11.12.07

Divino Bronze

Se escapaba de los edificios con unas zapatillas de tony que le quedaban muy monas. Corría mientras su espalda se mojaba con la transpiración de su piel. Le gustaba hablar a escondidas y a veces se reía de mí en mi cara. Otras, me decía que tenía que teñirme el pelo rojo porque mi pasión se desbordaba de las pupilas y tenía que ser más tirada para la punta para andar con los zapatos de tacón por la vida. Una vez, me dijo que mis mejores fotos eran las que me sacaba en blanco y negro en la penumbra de una habitación cualquiera. Creo que me voy a teñir el pelo rojo. A veces, llegaba con Penélope, su gata albina de pelo tupido, me la colocaba en la cama y se desaparecía por días. Penélope me odiaba, me mordía, me arañaba y no me dejaba dormir en mi propia cama. Cuando Divino volvía me desnudaba y echaba a la felina de mi pieza. Y así nos quedábamos y Penélope me arañaba la puerta cada vez más. Y la piel, y mis oídos con esos gemidos insoportables que me desgarraban los tímpanos.

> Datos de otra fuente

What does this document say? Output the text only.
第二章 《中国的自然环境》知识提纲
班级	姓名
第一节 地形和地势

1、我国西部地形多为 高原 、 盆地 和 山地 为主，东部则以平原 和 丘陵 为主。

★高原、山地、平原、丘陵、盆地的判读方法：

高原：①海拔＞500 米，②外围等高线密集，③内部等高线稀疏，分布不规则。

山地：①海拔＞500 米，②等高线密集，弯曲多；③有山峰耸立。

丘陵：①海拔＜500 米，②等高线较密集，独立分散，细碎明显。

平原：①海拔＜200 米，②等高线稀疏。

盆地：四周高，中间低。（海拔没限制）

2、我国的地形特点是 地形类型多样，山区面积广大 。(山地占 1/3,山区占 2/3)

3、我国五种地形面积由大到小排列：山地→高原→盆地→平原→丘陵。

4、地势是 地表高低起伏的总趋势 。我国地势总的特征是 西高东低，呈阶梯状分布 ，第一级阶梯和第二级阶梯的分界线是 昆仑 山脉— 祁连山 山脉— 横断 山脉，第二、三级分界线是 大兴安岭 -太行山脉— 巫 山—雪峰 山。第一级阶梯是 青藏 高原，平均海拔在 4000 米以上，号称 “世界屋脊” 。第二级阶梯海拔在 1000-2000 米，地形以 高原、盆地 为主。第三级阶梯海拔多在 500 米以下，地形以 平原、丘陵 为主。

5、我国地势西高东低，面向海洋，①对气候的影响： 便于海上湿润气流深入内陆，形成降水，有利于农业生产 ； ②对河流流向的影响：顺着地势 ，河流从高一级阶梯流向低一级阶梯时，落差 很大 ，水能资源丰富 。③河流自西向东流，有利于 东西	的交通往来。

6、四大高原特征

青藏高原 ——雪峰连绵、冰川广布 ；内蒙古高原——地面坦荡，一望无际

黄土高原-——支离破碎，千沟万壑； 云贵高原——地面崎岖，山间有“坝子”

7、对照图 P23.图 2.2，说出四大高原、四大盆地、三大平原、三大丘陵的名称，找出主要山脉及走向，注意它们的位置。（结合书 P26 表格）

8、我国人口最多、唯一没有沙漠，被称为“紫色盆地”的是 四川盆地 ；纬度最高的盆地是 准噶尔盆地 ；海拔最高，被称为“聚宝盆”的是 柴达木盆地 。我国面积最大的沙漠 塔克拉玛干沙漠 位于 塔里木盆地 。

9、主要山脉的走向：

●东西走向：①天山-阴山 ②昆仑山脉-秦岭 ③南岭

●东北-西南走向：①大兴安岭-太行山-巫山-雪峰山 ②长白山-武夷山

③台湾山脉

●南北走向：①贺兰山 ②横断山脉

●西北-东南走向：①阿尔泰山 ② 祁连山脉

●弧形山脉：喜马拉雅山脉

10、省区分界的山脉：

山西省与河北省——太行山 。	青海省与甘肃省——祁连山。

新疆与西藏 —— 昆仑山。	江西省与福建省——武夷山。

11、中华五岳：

Divino Bronze toma whisky. Trabaja de noche de vez en cuando y ama la cumbia. Una vez me hizo bailar en la azotea de un edificio del centro de Santiago. Sola, mientras se tomaba lo que quedaba del Chivas al seco. Y me miraba. Me decía que las mujeres eran diosas, pero que yo era la Reina de ellas. Nunca me he creído el cuento de falsas dinastías. Más que valga.

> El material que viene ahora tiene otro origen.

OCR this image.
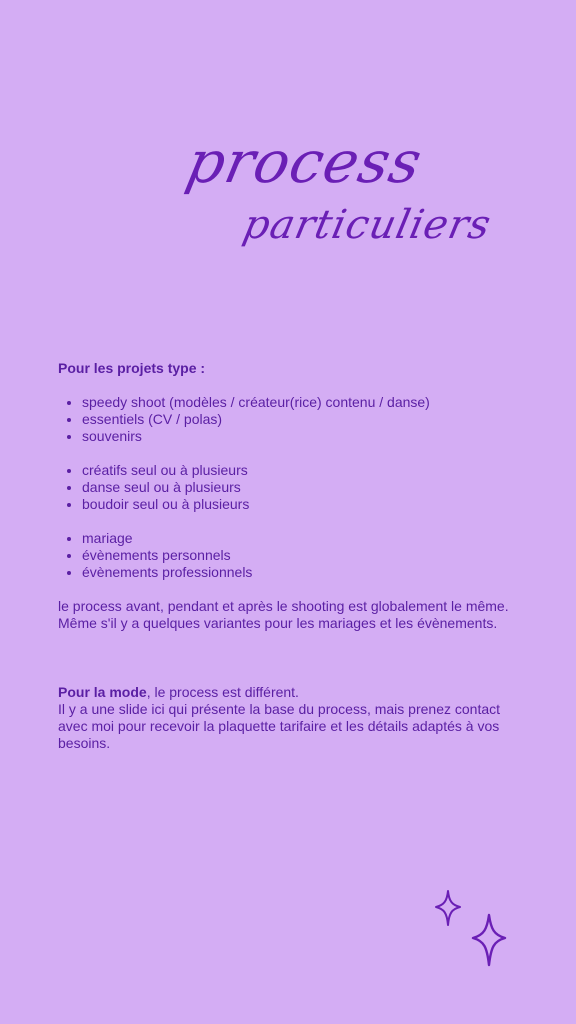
process
particuliers

Pour les projets type :

• speedy shoot (modèles / créateur(rice) contenu / danse)
• essentiels (CV / polas)
• souvenirs
• créatifs seul ou à plusieurs
• danse seul ou à plusieurs
• boudoir seul ou à plusieurs
• mariage
• évènements personnels
• évènements professionnels

le process avant, pendant et après le shooting est globalement le même. Même s'il y a quelques variantes pour les mariages et les évènements.

Pour la mode, le process est différent.

Il y a une slide ici qui présente la base du process, mais prenez contact avec moi pour recevoir la plaquette tarifaire et les détails adaptés à vos besoins.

Un día Divino Bronze desapareció de mi vida. Se fue, lejos. No me dijo adiós. Me dejó a Penélope, la gata que abandoné en la calle porque sé que tiene la suficiente energía para sobrevivir. De Divino nunca me pude olvidar. Cada vez que veo el atardecer desde la azotea de cualquier edificio me acuerdo de él. Dicen que se suicidó. Creo que está en coma en alguna parte.